Fakru zaruret vermedi hamdolsun Allah'a,
Ne de çok verip şaşırttı kalbim daim onunla,
Beni ilme hasretti onadır hamdü senâ,
Hem kalbimi düzeltti rehber oldu daima,
Gönlümü zengin etti kanaat ve rızayla,
Mal mülk de verdi yeteri kadarıyla,
Ne tasalıyım şimdi ne de el açan bir kapıya,
Ne de meşgûlüm artık mâ lâ ya'ni ardında
İmam Ahmed dedi ki;
"Benim en sevinçli günlerim, hiçbir şeyim olmadığı halde sabahladığım günlerdir.
Gençliği sadece cebimdeyken yere düşen herhangi bir şeye benzetirim..."

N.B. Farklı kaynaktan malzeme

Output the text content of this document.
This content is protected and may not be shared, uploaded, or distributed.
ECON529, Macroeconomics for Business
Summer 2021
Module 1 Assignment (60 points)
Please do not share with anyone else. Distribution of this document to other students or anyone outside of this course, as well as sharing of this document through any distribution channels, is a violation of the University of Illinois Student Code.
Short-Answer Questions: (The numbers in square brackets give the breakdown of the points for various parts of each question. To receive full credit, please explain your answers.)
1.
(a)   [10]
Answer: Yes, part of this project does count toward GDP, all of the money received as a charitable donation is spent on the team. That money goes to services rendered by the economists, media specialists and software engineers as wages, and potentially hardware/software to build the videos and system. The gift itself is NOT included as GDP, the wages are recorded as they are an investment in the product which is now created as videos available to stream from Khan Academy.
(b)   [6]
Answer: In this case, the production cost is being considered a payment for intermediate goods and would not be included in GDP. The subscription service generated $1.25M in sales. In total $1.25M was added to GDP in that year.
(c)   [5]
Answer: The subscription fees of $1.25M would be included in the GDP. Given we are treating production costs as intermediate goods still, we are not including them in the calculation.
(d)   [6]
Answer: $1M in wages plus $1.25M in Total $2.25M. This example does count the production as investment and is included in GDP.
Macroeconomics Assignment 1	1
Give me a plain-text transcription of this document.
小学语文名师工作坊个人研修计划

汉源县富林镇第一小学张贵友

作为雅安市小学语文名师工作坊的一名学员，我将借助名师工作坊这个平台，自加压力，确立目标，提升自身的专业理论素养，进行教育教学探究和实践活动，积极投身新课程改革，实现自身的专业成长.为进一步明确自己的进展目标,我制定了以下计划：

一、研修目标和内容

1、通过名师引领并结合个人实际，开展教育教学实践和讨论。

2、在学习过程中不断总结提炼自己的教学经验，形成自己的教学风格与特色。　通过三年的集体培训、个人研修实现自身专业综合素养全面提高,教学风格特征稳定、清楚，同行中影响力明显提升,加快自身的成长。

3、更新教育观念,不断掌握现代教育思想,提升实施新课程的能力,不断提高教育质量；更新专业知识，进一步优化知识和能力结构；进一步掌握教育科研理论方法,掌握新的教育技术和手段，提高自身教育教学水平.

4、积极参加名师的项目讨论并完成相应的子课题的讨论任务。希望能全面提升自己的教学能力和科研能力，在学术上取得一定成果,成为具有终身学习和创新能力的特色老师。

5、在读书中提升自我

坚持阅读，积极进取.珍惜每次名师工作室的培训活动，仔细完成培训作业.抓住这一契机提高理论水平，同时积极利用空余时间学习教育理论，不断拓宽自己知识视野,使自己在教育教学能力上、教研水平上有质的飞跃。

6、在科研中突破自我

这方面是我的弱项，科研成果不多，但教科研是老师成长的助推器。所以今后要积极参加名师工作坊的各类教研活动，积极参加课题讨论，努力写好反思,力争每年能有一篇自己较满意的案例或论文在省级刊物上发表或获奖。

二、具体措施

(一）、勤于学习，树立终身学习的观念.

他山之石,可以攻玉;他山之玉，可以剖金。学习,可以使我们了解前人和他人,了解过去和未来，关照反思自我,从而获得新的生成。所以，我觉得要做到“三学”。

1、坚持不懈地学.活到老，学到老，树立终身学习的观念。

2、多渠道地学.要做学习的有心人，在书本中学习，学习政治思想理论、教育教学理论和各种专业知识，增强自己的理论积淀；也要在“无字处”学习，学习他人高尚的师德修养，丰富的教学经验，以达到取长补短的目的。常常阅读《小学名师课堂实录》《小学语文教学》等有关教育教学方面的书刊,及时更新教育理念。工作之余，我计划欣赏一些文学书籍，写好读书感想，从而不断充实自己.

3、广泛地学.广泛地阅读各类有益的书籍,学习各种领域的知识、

"Nasip bir kapıdan kapanırsa bir başka kapıdan açılır. Sonra Allah'ın sana gayret nasip edip de yardımcı olmaması muhâl bir durumdur. Bak hâline, belki de sana şükrünü yapmadığın bir ihsanda bulunmuştur! Ya da sabır gösteremediğin bir arzunla seni imtihan etmiştir! Şunu bil ki, Allah sana ilmin lezzetini tahsis ettiği için belki birçok dünyevi zevkten uzaklaştıracak. "
İmâm Şâfiî şunları der:
"İlim talep etmek ancak müflise mümkün olur. Bu ilme gönülsüz, istikrarsız ve gururla talip olan felah bulmaz. Ancak onu alçak gönüllükle, fakirlikle, ilme hizmet arzusuyla isteyen felâha erer."
Sâlih b. Ahmed b. Hanbel şöyle demektedir:
Bir adam babamı hokkayla beraber gördü ve şöyle dedi:
"Ey Ebû Abdullah! Sen bu yüksek ilmî pâyeye ulaşmış birisin. Sen Müslümanların imâmısın ve beraberinde hokka taşıyorsun?!" O da, "Hokkayla kabre kadar." cevabını verdi.
Abdullah b. Mahmûd el-Bağavî de der ki:
"Ahmed b. Hanbel'i 'Ben, ilmi kabre girinceye kadar öğreneceğim.' derken işittim.